The Seca Dimer Interface

Abstract

As a central component in the general secretion (Sec) pathway of bacteria, the ATPase motor protein, SecA, mediates preprotein translocation through the integral membrane channel, SecYEG. SecA is a potential target for antibacterial therapeutics because it is crucial for protein transport and cell viability. It is highly conserved among species of bacteria, yet it has no close human homologs. In the Sec pathway, SecA interacts with various ligands, including other SecA molecules. The latter interaction, a monomer-dimer equilibrium, is highly sensitive to salt concentration, temperature, and ligand binding. Although the structure of the SecA protomer is well-conserved among bacterial homologs, multiple dimer interfaces have been identified in SecA dimer crystal structures. We employed several biophysical methods to define the SecA dimer interface in solution and map the dimer interface using strategies independent of those used to solve the crystal structures of SecA dimer.

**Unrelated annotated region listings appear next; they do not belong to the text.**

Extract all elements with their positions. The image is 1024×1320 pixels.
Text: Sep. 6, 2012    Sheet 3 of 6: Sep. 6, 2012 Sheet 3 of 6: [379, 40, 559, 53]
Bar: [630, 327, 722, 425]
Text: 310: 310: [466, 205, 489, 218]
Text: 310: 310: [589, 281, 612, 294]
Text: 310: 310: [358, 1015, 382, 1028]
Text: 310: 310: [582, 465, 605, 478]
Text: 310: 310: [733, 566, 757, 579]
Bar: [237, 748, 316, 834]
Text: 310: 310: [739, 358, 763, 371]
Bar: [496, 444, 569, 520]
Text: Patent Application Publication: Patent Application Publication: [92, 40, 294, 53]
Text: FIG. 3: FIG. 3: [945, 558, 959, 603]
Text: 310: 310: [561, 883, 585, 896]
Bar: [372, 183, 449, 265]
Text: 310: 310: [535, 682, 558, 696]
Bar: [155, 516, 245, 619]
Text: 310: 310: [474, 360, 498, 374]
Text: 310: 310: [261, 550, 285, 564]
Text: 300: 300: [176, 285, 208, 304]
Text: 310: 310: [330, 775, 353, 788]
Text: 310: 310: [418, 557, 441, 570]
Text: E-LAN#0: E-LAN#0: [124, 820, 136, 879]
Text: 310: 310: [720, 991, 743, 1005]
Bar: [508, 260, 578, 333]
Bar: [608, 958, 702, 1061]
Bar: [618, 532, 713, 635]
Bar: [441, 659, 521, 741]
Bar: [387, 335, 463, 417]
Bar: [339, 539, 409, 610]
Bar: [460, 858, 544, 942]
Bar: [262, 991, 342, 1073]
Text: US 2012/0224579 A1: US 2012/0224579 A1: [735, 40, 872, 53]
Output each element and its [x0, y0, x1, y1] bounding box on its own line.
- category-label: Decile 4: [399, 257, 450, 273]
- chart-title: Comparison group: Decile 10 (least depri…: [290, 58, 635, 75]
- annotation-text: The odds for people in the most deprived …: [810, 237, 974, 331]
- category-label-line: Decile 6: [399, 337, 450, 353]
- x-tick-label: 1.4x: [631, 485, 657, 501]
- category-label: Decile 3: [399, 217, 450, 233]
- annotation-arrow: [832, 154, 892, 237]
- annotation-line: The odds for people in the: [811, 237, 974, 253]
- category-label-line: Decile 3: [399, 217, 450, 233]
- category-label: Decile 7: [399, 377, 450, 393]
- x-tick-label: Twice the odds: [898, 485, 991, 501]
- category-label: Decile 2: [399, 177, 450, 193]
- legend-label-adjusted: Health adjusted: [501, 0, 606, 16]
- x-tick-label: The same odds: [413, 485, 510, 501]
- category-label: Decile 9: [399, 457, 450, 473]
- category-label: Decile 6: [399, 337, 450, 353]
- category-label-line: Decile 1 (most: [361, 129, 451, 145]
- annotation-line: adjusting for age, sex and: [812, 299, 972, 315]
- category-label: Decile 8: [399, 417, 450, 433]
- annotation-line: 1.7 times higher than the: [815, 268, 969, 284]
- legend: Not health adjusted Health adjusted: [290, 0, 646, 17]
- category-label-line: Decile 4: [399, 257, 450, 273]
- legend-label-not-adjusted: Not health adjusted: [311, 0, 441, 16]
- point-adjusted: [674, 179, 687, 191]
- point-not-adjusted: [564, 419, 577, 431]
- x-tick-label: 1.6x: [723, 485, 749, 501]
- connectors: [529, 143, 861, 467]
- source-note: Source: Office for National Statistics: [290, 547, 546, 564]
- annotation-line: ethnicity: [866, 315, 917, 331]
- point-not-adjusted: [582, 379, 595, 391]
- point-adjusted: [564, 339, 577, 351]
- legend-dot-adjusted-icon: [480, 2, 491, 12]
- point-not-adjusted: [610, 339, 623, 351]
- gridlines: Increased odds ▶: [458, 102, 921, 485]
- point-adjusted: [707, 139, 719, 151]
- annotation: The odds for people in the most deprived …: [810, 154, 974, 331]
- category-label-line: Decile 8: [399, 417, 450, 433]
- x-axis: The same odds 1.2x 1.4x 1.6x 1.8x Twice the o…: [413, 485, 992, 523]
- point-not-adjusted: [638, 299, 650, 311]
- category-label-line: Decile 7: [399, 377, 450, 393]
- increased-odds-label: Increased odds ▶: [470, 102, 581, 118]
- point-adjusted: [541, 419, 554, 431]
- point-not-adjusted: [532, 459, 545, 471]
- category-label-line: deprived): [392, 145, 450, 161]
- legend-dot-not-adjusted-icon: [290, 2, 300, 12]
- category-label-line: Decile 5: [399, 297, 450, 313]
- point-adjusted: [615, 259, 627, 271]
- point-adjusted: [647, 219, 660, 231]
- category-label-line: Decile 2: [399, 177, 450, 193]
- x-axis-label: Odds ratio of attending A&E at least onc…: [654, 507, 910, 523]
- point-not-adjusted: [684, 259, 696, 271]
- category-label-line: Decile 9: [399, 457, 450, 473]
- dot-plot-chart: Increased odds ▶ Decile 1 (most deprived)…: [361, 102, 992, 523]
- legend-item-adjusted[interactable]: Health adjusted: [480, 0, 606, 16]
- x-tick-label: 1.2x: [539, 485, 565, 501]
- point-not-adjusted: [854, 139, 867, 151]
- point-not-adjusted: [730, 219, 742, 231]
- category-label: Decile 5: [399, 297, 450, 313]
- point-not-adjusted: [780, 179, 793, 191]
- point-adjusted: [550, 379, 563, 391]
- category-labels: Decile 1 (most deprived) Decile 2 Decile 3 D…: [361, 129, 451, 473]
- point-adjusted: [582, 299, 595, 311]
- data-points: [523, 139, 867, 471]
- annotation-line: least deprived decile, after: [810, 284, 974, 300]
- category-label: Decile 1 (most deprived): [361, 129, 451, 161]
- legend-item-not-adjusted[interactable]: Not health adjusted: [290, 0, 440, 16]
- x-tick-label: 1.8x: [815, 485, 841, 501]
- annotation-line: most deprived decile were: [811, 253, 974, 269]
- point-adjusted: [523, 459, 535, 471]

By measuring the effects of alanine substitution on dimerization energetics using sedimentation velocity analytical ultracentrifugation, we determined that the substitution of residues at the N-terminus and within the helical scaffold domain significantly decreases dimerization affinity. By monitoring the backbone hydrogen/deuterium exchange rates using mass spectrometry, we found that residues lying within the helical scaffold domain are protected from exchange in the dimer state, consistent with the analytical ultracentrifugation results. These data are consistent with the Bacillus subtilis (1M6N) and Thermus thermophilus (2IPC) SecA dimeric structures.